Kamboçya'da ve Türkiye'nin başka şehirlerinde sahneye çıktın. İzleyici kültürü hakkında bir şeyler söylemek ister misin? İzleyici sanatçıyı nasıl etkiliyor?
Sahne bazında değerlendirirsem; orada Otres Market diye bir yerde sahneye çıkıyordum. Prodigy’nin de sahneye çıktığı bir yerdir. 600-700 kişi kapasiteli, sahnesi nehrin üzerinde yer alan çok otantik bir yer. Aynı zamanda gezginlerin de çok özel bir durağıdır. Orada grubumla ya da tekil olarak program yapmak çok güzel bir deneyimdi.
İzmir’de, İstanbul’da sahneye çıktığımda bazen 7-8 kişiye müzik yaptım ama bu kadar az insan bile kimi zaman benim sahnede çıkardığımdan çok daha fazla ses çıkarıyordu. Kamboçya’da ise 500-600 kişiye şarkı söylerken sadece insanların transa geçtiklerini, semazen gibi kollarını açıp hiç çıt çıkarmadan dans ettiklerini, şarkı bittikten sonra en az 3-4 saniye o gitarın son sesini de bekleyip ondan sonra alkışlamaya başladıklarını gördüm. Aradaki fark çok büyük. Türkiye’de bir müzik dinleme kültürü olduğunu düşünmüyorum. İnsanların sunulanın haricinde bir araştırma yapıp müzik dinlediklerini de pek zannetmiyorum.
Ghetto International Production tam olarak nedir?
Hastalık döneminin ardından gelen emekleme döneminde oturup bir proje yazmaya başladım. Ziraat mühendisliği gibi bir okul okurken sulama tekniklerini aynı zamanda tarlada öğrenmen gerekir.
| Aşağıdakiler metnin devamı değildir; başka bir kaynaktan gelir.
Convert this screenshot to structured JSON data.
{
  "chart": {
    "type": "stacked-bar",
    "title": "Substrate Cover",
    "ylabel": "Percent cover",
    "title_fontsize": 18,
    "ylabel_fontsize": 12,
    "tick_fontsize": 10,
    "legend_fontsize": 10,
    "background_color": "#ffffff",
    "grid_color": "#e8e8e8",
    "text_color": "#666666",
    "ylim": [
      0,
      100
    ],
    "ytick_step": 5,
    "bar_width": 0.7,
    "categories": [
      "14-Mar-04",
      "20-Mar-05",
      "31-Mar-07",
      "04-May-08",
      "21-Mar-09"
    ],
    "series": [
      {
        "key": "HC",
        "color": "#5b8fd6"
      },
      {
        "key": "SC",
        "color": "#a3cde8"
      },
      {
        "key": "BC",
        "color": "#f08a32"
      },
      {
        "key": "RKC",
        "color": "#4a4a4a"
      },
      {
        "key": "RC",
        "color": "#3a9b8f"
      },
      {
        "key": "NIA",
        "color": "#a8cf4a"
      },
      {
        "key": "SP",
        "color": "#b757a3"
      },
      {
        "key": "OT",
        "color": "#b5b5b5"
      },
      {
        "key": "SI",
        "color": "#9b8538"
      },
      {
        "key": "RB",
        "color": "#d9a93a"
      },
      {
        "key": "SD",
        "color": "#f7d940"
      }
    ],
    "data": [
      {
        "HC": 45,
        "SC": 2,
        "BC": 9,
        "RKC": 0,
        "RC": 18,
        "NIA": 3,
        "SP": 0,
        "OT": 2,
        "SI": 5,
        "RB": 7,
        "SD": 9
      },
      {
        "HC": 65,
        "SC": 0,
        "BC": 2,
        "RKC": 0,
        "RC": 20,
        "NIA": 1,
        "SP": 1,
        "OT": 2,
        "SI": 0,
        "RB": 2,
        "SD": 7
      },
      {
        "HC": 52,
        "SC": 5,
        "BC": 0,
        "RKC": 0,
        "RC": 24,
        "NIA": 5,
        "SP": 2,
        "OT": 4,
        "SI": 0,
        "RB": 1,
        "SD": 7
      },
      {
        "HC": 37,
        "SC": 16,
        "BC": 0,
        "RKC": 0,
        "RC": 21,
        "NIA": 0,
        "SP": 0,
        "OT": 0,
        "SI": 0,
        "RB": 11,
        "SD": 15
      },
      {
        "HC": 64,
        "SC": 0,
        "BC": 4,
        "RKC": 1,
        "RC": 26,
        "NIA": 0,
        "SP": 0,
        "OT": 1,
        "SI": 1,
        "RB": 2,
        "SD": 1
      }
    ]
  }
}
Projeyi yazarken müzik konusunda veya dövmesini taşıdığım Nikola Tesla hakkında pek bir bilgim olmadığını fark ettiğimde bunları daha derinlemesine öğrenmeye başladım. Sonra bunların ne işime yarayacağını düşündüm. Bunları bilip anlatmak bana bir fayda sağlamayacaktı. Müzik ile, video ile projeler geliştirmeye karar verdim. Bu proje kendi kendine üretip, ürettiğiyle kazanıp- maddi anlamda değil- sürekli adım atma üzerine bir fikirdi. Biriktirme ve geliştirme üzerine bir projeydi. Tek bir gitar ve telefonla gittiğim Kamboçya’da bunu ufak ufak geliştirmeye başladım. Müzik yaptığımda insanların hoşuna gitti. Bana bir mikrofon ve ses sistemi verdiler. Sonra bir stüdyo kurduk. Ardından başka insanlar müziğimde dans etmek istediklerini söylediler ve ateş dansçıları geldi. Anna diye bir arkadaşım bu projeye Ghetto adını verdi ve bu bizim komünitemizin adı haline geldi.
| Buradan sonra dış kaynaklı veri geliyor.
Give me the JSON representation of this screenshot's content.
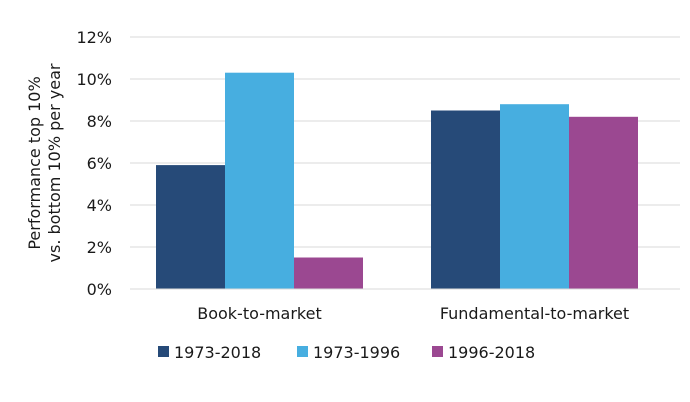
{
  "chart_data": {
    "type": "bar",
    "categories": [
      "Book-to-market",
      "Fundamental-to-market"
    ],
    "series": [
      {
        "name": "1973-2018",
        "values": [
          5.9,
          8.5
        ],
        "color": "#264a78"
      },
      {
        "name": "1973-1996",
        "values": [
          10.3,
          8.8
        ],
        "color": "#47aee0"
      },
      {
        "name": "1996-2018",
        "values": [
          1.5,
          8.2
        ],
        "color": "#9b4891"
      }
    ],
    "ylabel_lines": [
      "Performance top 10%",
      "vs. bottom 10% per year"
    ],
    "ylim": [
      0,
      12
    ],
    "yticks": [
      0,
      2,
      4,
      6,
      8,
      10,
      12
    ],
    "ytick_suffix": "%",
    "grid": true,
    "legend_position": "bottom"
  }
}
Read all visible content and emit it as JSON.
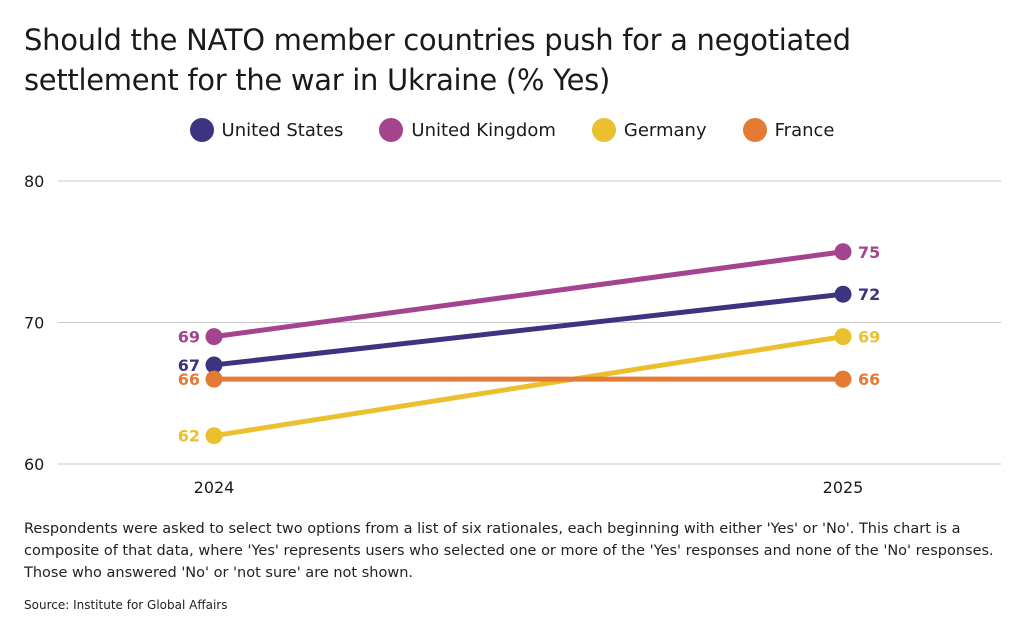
{
  "title": "Should the NATO member countries push for a negotiated settlement for the war in Ukraine (% Yes)",
  "footnote": "Respondents were asked to select two options from a list of six rationales, each beginning with either 'Yes' or 'No'. This chart is a composite of that data, where 'Yes' represents users who selected one or more of the 'Yes' responses and none of the 'No' responses. Those who answered 'No' or 'not sure' are not shown.",
  "source": "Source: Institute for Global Affairs",
  "chart_data": {
    "type": "line",
    "x": [
      "2024",
      "2025"
    ],
    "ylim": [
      60,
      80
    ],
    "yticks": [
      "60",
      "70",
      "80"
    ],
    "grid": true,
    "legend_position": "top-center",
    "series": [
      {
        "name": "United States",
        "color": "#3c3480",
        "values": [
          67,
          72
        ],
        "labels": [
          "67",
          "72"
        ]
      },
      {
        "name": "United Kingdom",
        "color": "#a4448e",
        "values": [
          69,
          75
        ],
        "labels": [
          "69",
          "75"
        ]
      },
      {
        "name": "Germany",
        "color": "#ebc02f",
        "values": [
          62,
          69
        ],
        "labels": [
          "62",
          "69"
        ]
      },
      {
        "name": "France",
        "color": "#e47a34",
        "values": [
          66,
          66
        ],
        "labels": [
          "66",
          "66"
        ]
      }
    ]
  }
}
Bu komünitede herkesin farklı görevleri var. Kimisi marangoz ama mesela bu marangoz aynı zamanda bilgisayar mühendisi. Kimisi motor tamircisi ama bambaşka bir yeteneği de var. Biz bu insanların hepsini biraraya getirip kendi tesisatımızı, kendi sahnemizi, kendi elektrik tesisatımızı yaptık. Ghetto International’a herkes girebilir. Sanatını görünür kılmak isteyen, yaptığı işi geliştirmek isteyen, hep beraber paylaşıp gelişmeye inanan herkes buraya gelebilir. Kamboçya’daki bu oluşum, Portekiz’e geçtiğimizde biraz daha büyüyecek.
Yaptığın video işlerinden biraz bahsetmek ister misin?
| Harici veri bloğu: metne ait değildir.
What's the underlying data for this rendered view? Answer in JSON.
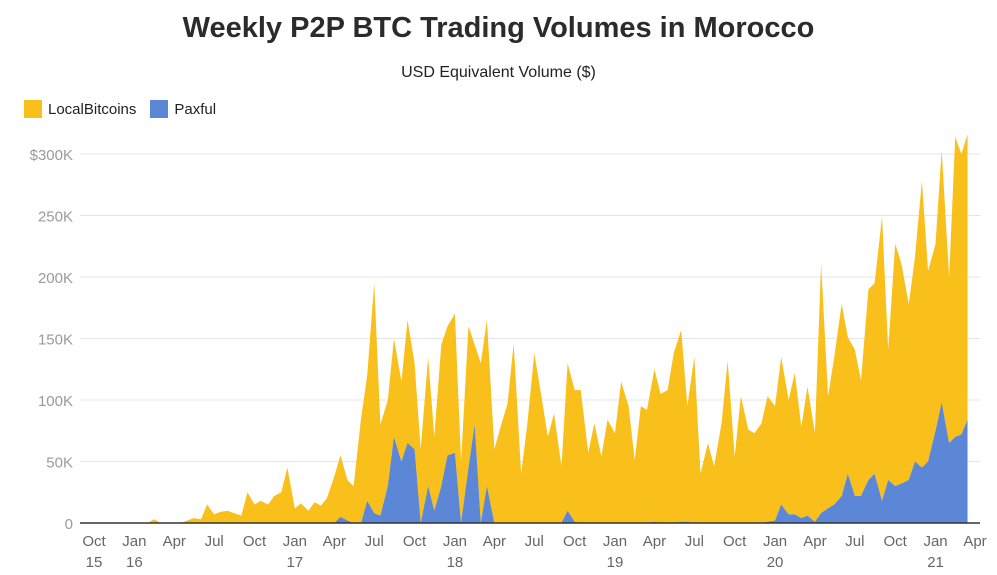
{
  "chart_data": {
    "type": "area",
    "stacked": true,
    "title": "Weekly P2P BTC Trading Volumes in Morocco",
    "subtitle": "USD Equivalent Volume ($)",
    "legend_position": "top-left",
    "grid": true,
    "ylim": [
      0,
      300
    ],
    "y_ticks": [
      {
        "value": 0,
        "label": "0"
      },
      {
        "value": 50,
        "label": "50K"
      },
      {
        "value": 100,
        "label": "100K"
      },
      {
        "value": 150,
        "label": "150K"
      },
      {
        "value": 200,
        "label": "200K"
      },
      {
        "value": 250,
        "label": "250K"
      },
      {
        "value": 300,
        "label": "$300K"
      }
    ],
    "x_ticks": [
      {
        "date": "2015-10-01",
        "label": "Oct",
        "sub": "15"
      },
      {
        "date": "2016-01-01",
        "label": "Jan",
        "sub": "16"
      },
      {
        "date": "2016-04-01",
        "label": "Apr",
        "sub": ""
      },
      {
        "date": "2016-07-01",
        "label": "Jul",
        "sub": ""
      },
      {
        "date": "2016-10-01",
        "label": "Oct",
        "sub": ""
      },
      {
        "date": "2017-01-01",
        "label": "Jan",
        "sub": "17"
      },
      {
        "date": "2017-04-01",
        "label": "Apr",
        "sub": ""
      },
      {
        "date": "2017-07-01",
        "label": "Jul",
        "sub": ""
      },
      {
        "date": "2017-10-01",
        "label": "Oct",
        "sub": ""
      },
      {
        "date": "2018-01-01",
        "label": "Jan",
        "sub": "18"
      },
      {
        "date": "2018-04-01",
        "label": "Apr",
        "sub": ""
      },
      {
        "date": "2018-07-01",
        "label": "Jul",
        "sub": ""
      },
      {
        "date": "2018-10-01",
        "label": "Oct",
        "sub": ""
      },
      {
        "date": "2019-01-01",
        "label": "Jan",
        "sub": "19"
      },
      {
        "date": "2019-04-01",
        "label": "Apr",
        "sub": ""
      },
      {
        "date": "2019-07-01",
        "label": "Jul",
        "sub": ""
      },
      {
        "date": "2019-10-01",
        "label": "Oct",
        "sub": ""
      },
      {
        "date": "2020-01-01",
        "label": "Jan",
        "sub": "20"
      },
      {
        "date": "2020-04-01",
        "label": "Apr",
        "sub": ""
      },
      {
        "date": "2020-07-01",
        "label": "Jul",
        "sub": ""
      },
      {
        "date": "2020-10-01",
        "label": "Oct",
        "sub": ""
      },
      {
        "date": "2021-01-01",
        "label": "Jan",
        "sub": "21"
      },
      {
        "date": "2021-04-01",
        "label": "Apr",
        "sub": ""
      }
    ],
    "x": [
      "2015-10-01",
      "2015-10-15",
      "2015-11-01",
      "2015-11-15",
      "2015-12-01",
      "2015-12-15",
      "2016-01-01",
      "2016-01-15",
      "2016-02-01",
      "2016-02-15",
      "2016-03-01",
      "2016-03-15",
      "2016-04-01",
      "2016-04-15",
      "2016-05-01",
      "2016-05-15",
      "2016-06-01",
      "2016-06-15",
      "2016-07-01",
      "2016-07-15",
      "2016-08-01",
      "2016-08-15",
      "2016-09-01",
      "2016-09-15",
      "2016-10-01",
      "2016-10-15",
      "2016-11-01",
      "2016-11-15",
      "2016-12-01",
      "2016-12-15",
      "2017-01-01",
      "2017-01-15",
      "2017-02-01",
      "2017-02-15",
      "2017-03-01",
      "2017-03-15",
      "2017-04-01",
      "2017-04-15",
      "2017-05-01",
      "2017-05-15",
      "2017-06-01",
      "2017-06-15",
      "2017-07-01",
      "2017-07-15",
      "2017-08-01",
      "2017-08-15",
      "2017-09-01",
      "2017-09-15",
      "2017-10-01",
      "2017-10-15",
      "2017-11-01",
      "2017-11-15",
      "2017-12-01",
      "2017-12-15",
      "2018-01-01",
      "2018-01-15",
      "2018-02-01",
      "2018-02-15",
      "2018-03-01",
      "2018-03-15",
      "2018-04-01",
      "2018-04-15",
      "2018-05-01",
      "2018-05-15",
      "2018-06-01",
      "2018-06-15",
      "2018-07-01",
      "2018-07-15",
      "2018-08-01",
      "2018-08-15",
      "2018-09-01",
      "2018-09-15",
      "2018-10-01",
      "2018-10-15",
      "2018-11-01",
      "2018-11-15",
      "2018-12-01",
      "2018-12-15",
      "2019-01-01",
      "2019-01-15",
      "2019-02-01",
      "2019-02-15",
      "2019-03-01",
      "2019-03-15",
      "2019-04-01",
      "2019-04-15",
      "2019-05-01",
      "2019-05-15",
      "2019-06-01",
      "2019-06-15",
      "2019-07-01",
      "2019-07-15",
      "2019-08-01",
      "2019-08-15",
      "2019-09-01",
      "2019-09-15",
      "2019-10-01",
      "2019-10-15",
      "2019-11-01",
      "2019-11-15",
      "2019-12-01",
      "2019-12-15",
      "2020-01-01",
      "2020-01-15",
      "2020-02-01",
      "2020-02-15",
      "2020-03-01",
      "2020-03-15",
      "2020-04-01",
      "2020-04-15",
      "2020-05-01",
      "2020-05-15",
      "2020-06-01",
      "2020-06-15",
      "2020-07-01",
      "2020-07-15",
      "2020-08-01",
      "2020-08-15",
      "2020-09-01",
      "2020-09-15",
      "2020-10-01",
      "2020-10-15",
      "2020-11-01",
      "2020-11-15",
      "2020-12-01",
      "2020-12-15",
      "2021-01-01",
      "2021-01-15",
      "2021-02-01",
      "2021-02-15",
      "2021-03-01",
      "2021-03-15"
    ],
    "series": [
      {
        "name": "LocalBitcoins",
        "color": "#f9bf1b",
        "values": [
          0,
          0,
          0,
          0,
          0,
          0,
          0,
          0,
          0,
          3,
          0,
          0,
          0,
          0,
          2,
          4,
          3,
          15,
          7,
          9,
          10,
          8,
          6,
          25,
          15,
          18,
          15,
          22,
          25,
          45,
          12,
          16,
          10,
          17,
          14,
          20,
          38,
          50,
          33,
          30,
          85,
          102,
          187,
          74,
          70,
          80,
          65,
          100,
          70,
          60,
          105,
          60,
          115,
          105,
          113,
          50,
          115,
          65,
          130,
          135,
          60,
          78,
          97,
          146,
          40,
          80,
          138,
          108,
          70,
          89,
          46,
          120,
          107,
          108,
          57,
          81,
          54,
          84,
          73,
          115,
          95,
          51,
          95,
          92,
          124,
          105,
          108,
          138,
          156,
          94,
          135,
          40,
          65,
          46,
          81,
          132,
          54,
          103,
          76,
          73,
          81,
          102,
          93,
          120,
          93,
          115,
          74,
          105,
          72,
          203,
          91,
          120,
          156,
          111,
          119,
          94,
          155,
          155,
          231,
          106,
          197,
          179,
          143,
          166,
          233,
          155,
          152,
          205,
          135,
          244,
          228,
          232
        ]
      },
      {
        "name": "Paxful",
        "color": "#5b87d6",
        "values": [
          0,
          0,
          0,
          0,
          0,
          0,
          0,
          0,
          0,
          0,
          0,
          0,
          0,
          0,
          0,
          0,
          0,
          0,
          0,
          0,
          0,
          0,
          0,
          0,
          0,
          0,
          0,
          0,
          0,
          0,
          0,
          0,
          0,
          0,
          0,
          0,
          0,
          5,
          2,
          0,
          0,
          18,
          8,
          6,
          30,
          70,
          50,
          65,
          60,
          0,
          30,
          10,
          30,
          55,
          57,
          0,
          45,
          80,
          0,
          30,
          0,
          0,
          0,
          0,
          0,
          0,
          0,
          0,
          0,
          0,
          0,
          10,
          1,
          0,
          0,
          0,
          0,
          0,
          0,
          0,
          0,
          0,
          0,
          0,
          1,
          0,
          0,
          0,
          1,
          1,
          0,
          0,
          0,
          0,
          0,
          0,
          0,
          0,
          0,
          0,
          0,
          1,
          2,
          15,
          7,
          7,
          4,
          6,
          1,
          8,
          12,
          15,
          22,
          40,
          22,
          22,
          35,
          40,
          18,
          35,
          30,
          32,
          35,
          50,
          45,
          50,
          75,
          98,
          65,
          70,
          72,
          84
        ]
      }
    ]
  }
}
Benim görsel sanatta asıl alanım foto manipülasyon. Fotoğraflar üzerinde oynayarak, onlara fantastik ögeler ekleyerek farklı alanlar yaratmayı seviyorum. Yeni nesil sanatta Parallax Effect, After Effects gibi programlar bana çok çeşitli fikirler verdi. Video yapmayı da öğrenmem gerektiğini hissederek önce küçük video projelerinden başladım. Canlı performans videolarına bir arkadaşımın yaptığı dans projesi gibi işleri çekmekle başladım. Şimdi de yaklaşık 6-7 aydır Parallax Effect ile uğraşıyorum. Geçmişimde yaptığım işleri –hiçbir videosu çekilememiş işleri- canlı hale getirmekle ilgileniyorum. Şu anda kendi kliplerimi çekiyorum. Umarım 3-4 ay sonra enteresan, güzel kliplerle karşılaşırsınız.